PHOTO | FILE UN Secretary General Ban Ki-moon at a past press briefing. Ban Ki-moon on January 15, 2014 raised concern over a new law prohibiting same-sex marriage in Nigeria.

What you need to know:

  • The law sets 14-year jail term for same-sex couples who live together and a10-year term for “any person who registers, operates or participates in gay clubs, societies and organisations or directly or indirectly makes public show of same-sex amorous relationship in Nigeria.”
  • Mr Ban's critical response to the law follows similar remarks made on Tuesday by UN High Commissioner for Human Rights Navi Pillay.

NEW YORK

The UN Secretary-General, Ban Ki-Moon on Wednesday raised concern over a new law prohibiting same-sex marriage in Nigeria.

The law sets 14-year jail term for same-sex couples who live together and a10-year term for “any person who registers, operates or participates in gay clubs, societies and organisations or directly or indirectly makes public show of same-sex amorous relationship in Nigeria.”

"UN chief notes with alarm reports that police in northern Nigeria have arrested individuals believed by the authorities to be homosexuals, and may even have tortured them,” added the spokesperson.

Mr Ban's critical response to the law follows similar remarks made on Tuesday by UN High Commissioner for Human Rights Navi Pillay.

“Rarely have I seen a piece of legislation that in so few paragraphs directly violates so many basic, universal human rights,” Ms Pillay said.

“Rights to privacy and non-discrimination, rights to freedom of expression, association and assembly, rights to freedom from arbitrary arrest and detention: this law undermines all of them.”
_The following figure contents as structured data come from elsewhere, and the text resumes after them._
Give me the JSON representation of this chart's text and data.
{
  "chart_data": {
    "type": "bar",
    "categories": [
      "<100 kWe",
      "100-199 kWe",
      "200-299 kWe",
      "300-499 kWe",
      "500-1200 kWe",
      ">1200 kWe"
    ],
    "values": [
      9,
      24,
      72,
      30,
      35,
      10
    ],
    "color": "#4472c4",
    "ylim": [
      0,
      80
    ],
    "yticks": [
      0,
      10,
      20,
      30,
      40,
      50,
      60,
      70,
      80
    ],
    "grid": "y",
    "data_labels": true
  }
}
These expressions of concern by two top UN officials along with a similar criticism by the US Secretary of State John Kerry on Monday, are the latest examples of international opposition to anti-homosexuality legislation in Africa.

A US State Department official last month urged the Ugandan government to “stop enactment” of a Bill approved by the country's Parliament that criminalises homosexual relations between consenting adults.